NIGHT AND THE CITY
1950, 20th Century Fox, 96 min, UK/USA, Dir: Jules Dassin

One of the most baroque and bleak film noirs of them all, its greatness - besides Richard Widmark's devastating portrayal of the maniacal, pathetic con man and small-time promoter Harry Fabian - is its stubborn refusal to allow even the tiniest ray of light into Harry's headlong descent into hell. Featuring an unforgettable supporting rogue's gallery, including Googie Withers, Herbert Lom, Francis L. Sullivan, Mike Mazurki, Stanislaus Zbyszko - and the gorgeous Gene Tierney (LAURA). With a screenplay by Jo Eisinger from the novel by Gerald Kersh.


THE ASPHALT JUNGLE
1950, Warner Brothers, 112 min, Dir: John Huston

The kingpin of caper films, featuring one of the best ensemble casts ever. Director John Huston's neo-realist adaptation of W. R. Burnett’s novel examines the ambitions of small-time hoods and brought a new level of empathy and authenticity to crime - that "left-handed form of human endeavor." Famous as the film that introduced Marilyn Monroe, THE ASPHALT JUNGLE deserves renewed recognition as a crucial work of noir Americana.
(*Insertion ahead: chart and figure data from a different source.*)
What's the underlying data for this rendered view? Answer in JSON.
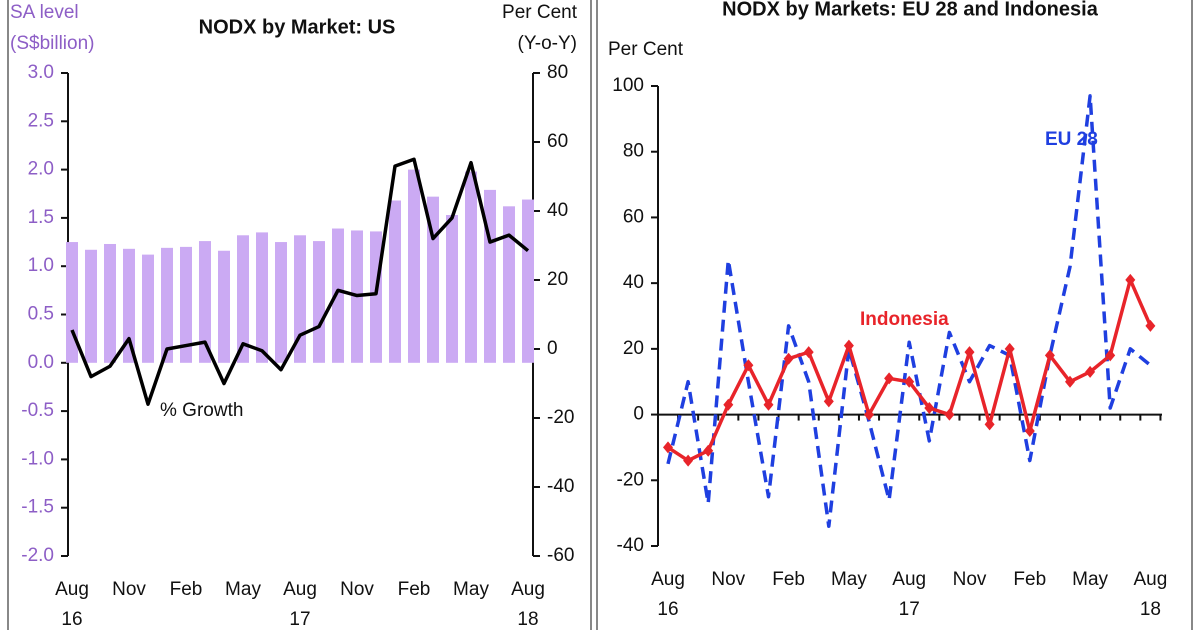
{
  "chart_data": [
    {
      "type": "combo",
      "title": "NODX by Market: US",
      "ylabel": [
        "SA level",
        "(S$billion)"
      ],
      "y2label": [
        "Per Cent",
        "(Y-o-Y)"
      ],
      "categories": [
        "Aug\n16",
        null,
        null,
        "Nov",
        null,
        null,
        "Feb",
        null,
        null,
        "May",
        null,
        null,
        "Aug\n17",
        null,
        null,
        "Nov",
        null,
        null,
        "Feb",
        null,
        null,
        "May",
        null,
        null,
        "Aug\n18"
      ],
      "ylim": [
        -2,
        3
      ],
      "yticks": [
        {
          "value": 3,
          "label": "3.0"
        },
        2.5,
        {
          "value": 2,
          "label": "2.0"
        },
        1.5,
        {
          "value": 1,
          "label": "1.0"
        },
        0.5,
        {
          "value": 0,
          "label": "0.0"
        },
        -0.5,
        {
          "value": -1,
          "label": "-1.0"
        },
        -1.5,
        {
          "value": -2,
          "label": "-2.0"
        }
      ],
      "y2lim": [
        -60,
        80
      ],
      "y2ticks": [
        80,
        60,
        40,
        20,
        0,
        -20,
        -40,
        -60
      ],
      "series": [
        {
          "type": "bar",
          "color": "#cbaaf3",
          "values": [
            1.25,
            1.17,
            1.23,
            1.18,
            1.12,
            1.19,
            1.2,
            1.26,
            1.16,
            1.32,
            1.35,
            1.25,
            1.32,
            1.26,
            1.39,
            1.37,
            1.36,
            1.68,
            2.0,
            1.72,
            1.53,
            1.98,
            1.79,
            1.62,
            1.69
          ]
        },
        {
          "type": "line",
          "axis": "y2",
          "name": "% Growth",
          "color": "#000000",
          "values": [
            5.5,
            -8,
            -5,
            3,
            -16,
            0,
            1,
            2,
            -10,
            1.5,
            -0.5,
            -6,
            4,
            6.5,
            17,
            15.5,
            16,
            53,
            55,
            32,
            38,
            54,
            31,
            33,
            28.5
          ]
        }
      ]
    },
    {
      "type": "line",
      "title": "NODX by Markets: EU 28 and Indonesia",
      "ylabel": [
        "Per Cent"
      ],
      "categories": [
        "Aug\n16",
        null,
        null,
        "Nov",
        null,
        null,
        "Feb",
        null,
        null,
        "May",
        null,
        null,
        "Aug\n17",
        null,
        null,
        "Nov",
        null,
        null,
        "Feb",
        null,
        null,
        "May",
        null,
        null,
        "Aug\n18"
      ],
      "ylim": [
        -40,
        100
      ],
      "yticks": [
        100,
        80,
        60,
        40,
        20,
        0,
        -20,
        -40
      ],
      "series": [
        {
          "name": "EU 28",
          "color": "#1f3fe0",
          "dash": true,
          "values": [
            -15,
            10,
            -27,
            47,
            10,
            -25,
            27,
            10,
            -34,
            20,
            -2,
            -26,
            22,
            -8,
            25,
            10,
            21,
            18,
            -14,
            18,
            45,
            97,
            2,
            20,
            15
          ]
        },
        {
          "name": "Indonesia",
          "color": "#e8242a",
          "marker": "diamond",
          "values": [
            -10,
            -14,
            -11,
            3,
            15,
            3,
            17,
            19,
            4,
            21,
            0,
            11,
            10,
            2,
            0,
            19,
            -3,
            20,
            -5,
            18,
            10,
            13,
            18,
            41,
            27
          ]
        }
      ]
    }
  ]
}
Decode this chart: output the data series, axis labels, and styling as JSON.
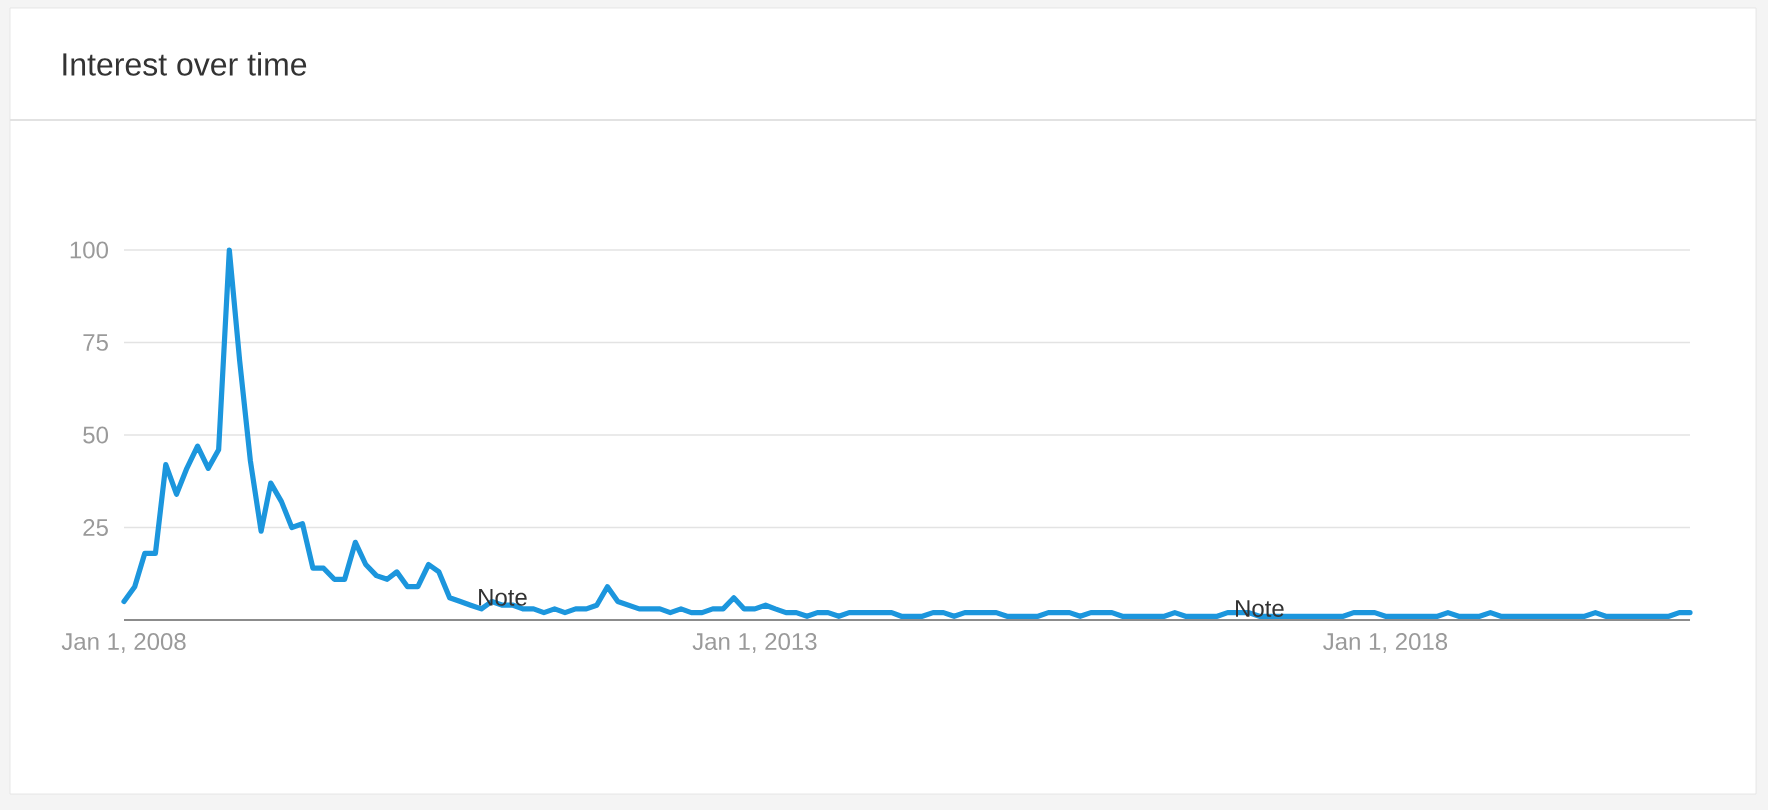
{
  "chart_data": {
    "type": "line",
    "title": "Interest over time",
    "x": [
      "2008-01",
      "2008-02",
      "2008-03",
      "2008-04",
      "2008-05",
      "2008-06",
      "2008-07",
      "2008-08",
      "2008-09",
      "2008-10",
      "2008-11",
      "2008-12",
      "2009-01",
      "2009-02",
      "2009-03",
      "2009-04",
      "2009-05",
      "2009-06",
      "2009-07",
      "2009-08",
      "2009-09",
      "2009-10",
      "2009-11",
      "2009-12",
      "2010-01",
      "2010-02",
      "2010-03",
      "2010-04",
      "2010-05",
      "2010-06",
      "2010-07",
      "2010-08",
      "2010-09",
      "2010-10",
      "2010-11",
      "2010-12",
      "2011-01",
      "2011-02",
      "2011-03",
      "2011-04",
      "2011-05",
      "2011-06",
      "2011-07",
      "2011-08",
      "2011-09",
      "2011-10",
      "2011-11",
      "2011-12",
      "2012-01",
      "2012-02",
      "2012-03",
      "2012-04",
      "2012-05",
      "2012-06",
      "2012-07",
      "2012-08",
      "2012-09",
      "2012-10",
      "2012-11",
      "2012-12",
      "2013-01",
      "2013-02",
      "2013-03",
      "2013-04",
      "2013-05",
      "2013-06",
      "2013-07",
      "2013-08",
      "2013-09",
      "2013-10",
      "2013-11",
      "2013-12",
      "2014-01",
      "2014-02",
      "2014-03",
      "2014-04",
      "2014-05",
      "2014-06",
      "2014-07",
      "2014-08",
      "2014-09",
      "2014-10",
      "2014-11",
      "2014-12",
      "2015-01",
      "2015-02",
      "2015-03",
      "2015-04",
      "2015-05",
      "2015-06",
      "2015-07",
      "2015-08",
      "2015-09",
      "2015-10",
      "2015-11",
      "2015-12",
      "2016-01",
      "2016-02",
      "2016-03",
      "2016-04",
      "2016-05",
      "2016-06",
      "2016-07",
      "2016-08",
      "2016-09",
      "2016-10",
      "2016-11",
      "2016-12",
      "2017-01",
      "2017-02",
      "2017-03",
      "2017-04",
      "2017-05",
      "2017-06",
      "2017-07",
      "2017-08",
      "2017-09",
      "2017-10",
      "2017-11",
      "2017-12",
      "2018-01",
      "2018-02",
      "2018-03",
      "2018-04",
      "2018-05",
      "2018-06",
      "2018-07",
      "2018-08",
      "2018-09",
      "2018-10",
      "2018-11",
      "2018-12",
      "2019-01",
      "2019-02",
      "2019-03",
      "2019-04",
      "2019-05",
      "2019-06",
      "2019-07",
      "2019-08",
      "2019-09",
      "2019-10",
      "2019-11",
      "2019-12",
      "2020-01",
      "2020-02",
      "2020-03",
      "2020-04",
      "2020-05",
      "2020-06"
    ],
    "values": [
      5,
      9,
      18,
      18,
      42,
      34,
      41,
      47,
      41,
      46,
      100,
      70,
      43,
      24,
      37,
      32,
      25,
      26,
      14,
      14,
      11,
      11,
      21,
      15,
      12,
      11,
      13,
      9,
      9,
      15,
      13,
      6,
      5,
      4,
      3,
      5,
      4,
      4,
      3,
      3,
      2,
      3,
      2,
      3,
      3,
      4,
      9,
      5,
      4,
      3,
      3,
      3,
      2,
      3,
      2,
      2,
      3,
      3,
      6,
      3,
      3,
      4,
      3,
      2,
      2,
      1,
      2,
      2,
      1,
      2,
      2,
      2,
      2,
      2,
      1,
      1,
      1,
      2,
      2,
      1,
      2,
      2,
      2,
      2,
      1,
      1,
      1,
      1,
      2,
      2,
      2,
      1,
      2,
      2,
      2,
      1,
      1,
      1,
      1,
      1,
      2,
      1,
      1,
      1,
      1,
      2,
      2,
      2,
      1,
      1,
      1,
      1,
      1,
      1,
      1,
      1,
      1,
      2,
      2,
      2,
      1,
      1,
      1,
      1,
      1,
      1,
      2,
      1,
      1,
      1,
      2,
      1,
      1,
      1,
      1,
      1,
      1,
      1,
      1,
      1,
      2,
      1,
      1,
      1,
      1,
      1,
      1,
      1,
      2,
      2
    ],
    "color": "#1c96dd",
    "xlim": [
      "2008-01",
      "2020-06"
    ],
    "ylim": [
      0,
      100
    ],
    "xticks": [
      {
        "value": "2008-01-01",
        "label": "Jan 1, 2008"
      },
      {
        "value": "2013-01-01",
        "label": "Jan 1, 2013"
      },
      {
        "value": "2018-01-01",
        "label": "Jan 1, 2018"
      }
    ],
    "yticks": [
      25,
      50,
      75,
      100
    ],
    "grid": "y",
    "annotations": [
      {
        "text": "Note",
        "x": "2011-01",
        "y": 4
      },
      {
        "text": "Note",
        "x": "2017-01",
        "y": 1
      }
    ]
  }
}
With Sterling Hayden, Louis Calhern, James Whitmore and Jean Hagen.


HE RAN ALL THE WAY
1951, Park Circus/MGM, 78 min, USA, Dir: John Berry

John Garfield's final film role, and one of his best. He talks a young woman (Shelley Winters) into inviting him home for dinner - but he takes her family hostage once they realize he's wanted for a cop-killing. The daughter falls for him anyway, seeing a kindred spirit who only wants to escape tenement life. Taut and claustrophobic, with superb performances and bold cinematography by James Wong Howe.